With the strokes of several pens yesterday morning, Maryland Governor Martin O’Malley gave hope for a brighter day ahead. The governor signed two bills championed in this year’s legislative session by the Treatment Advocacy Center and our indefatigable partners in NAMI-Maryland.

One bill, HB 592/SB 620, nullifies the Kelly decision (effective October 1) by amending the state law interpreted by the court. The new language makes explicit that a committed patient may be medicated over objection if a review panel finds the patient’s mental illness symptoms cause dangerousness in the hospital, caused the dangerousness that led to commitment, or would cause dangerousness if the person were released.

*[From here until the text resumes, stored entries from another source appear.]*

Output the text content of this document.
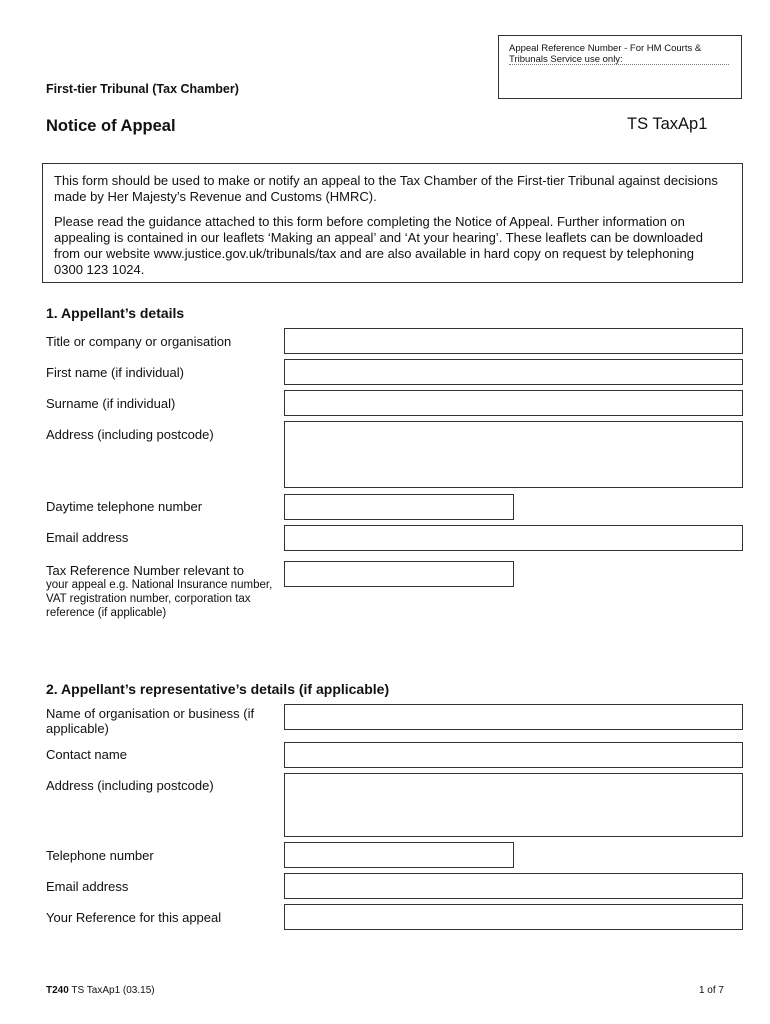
Appeal Reference Number - For HM Courts & Tribunals Service use only:
First-tier Tribunal (Tax Chamber)
Notice of Appeal	TS TaxAp1

This form should be used to make or notify an appeal to the Tax Chamber of the First-tier Tribunal against decisions made by Her Majesty’s Revenue and Customs (HMRC).

Please read the guidance attached to this form before completing the Notice of Appeal. Further information on appealing is contained in our leaflets ‘Making an appeal’ and ‘At your hearing’. These leaflets can be downloaded from our website www.justice.gov.uk/tribunals/tax and are also available in hard copy on request by telephoning 0300 123 1024.

1. Appellant’s details
Title or company or organisation
First name (if individual)
Surname (if individual)
Address (including postcode)
Daytime telephone number
Email address
Tax Reference Number relevant to
your appeal e.g. National Insurance number, VAT registration number, corporation tax reference (if applicable)
2. Appellant’s representative’s details (if applicable)
Name of organisation or business (if applicable)
Contact name
Address (including postcode)
Telephone number
Email address
Your Reference for this appeal
T240 TS TaxAp1 (03.15)	1 of 7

The second bill, HB1267/SB882, represents progress towards addressing the two other glaring flaws in Maryland’s treatment laws. It directs the state’s Department of Health and Mental Hygiene (DHMH) to convene a work group to examine AOT and deliver to the legislature by November 1, 2014 “a proposal for a program that … best serves individuals with mental illness who are at high risk for disruptions in the continuity of care.” It further directs DHMH to “evaluate the dangerousness standard for involuntary admissions and emergency evaluations of individuals with mental disorders, including … how the standard should be clarified[.]” (DHMH is already on record acknowledging the state’s need for both AOT and a consistent, more flexible interpretation of “danger to life or safety.”)

For now, we’ll say “one down, two to go,” with optimism that by this time next year, Maryland will stand proudly among the best states in meeting the needs of those whose anosognosia puts voluntary mental health care out of reach. We offer heartfelt thanks and kudos to the Maryland lawmakers who this year carried the mantle of this too-often-voiceless population: Senator Dolores Kelly and Delegate Dan Morhaim of Baltimore County, and Senator Mac Middleton and Delegate Peter Murphy of Charles County.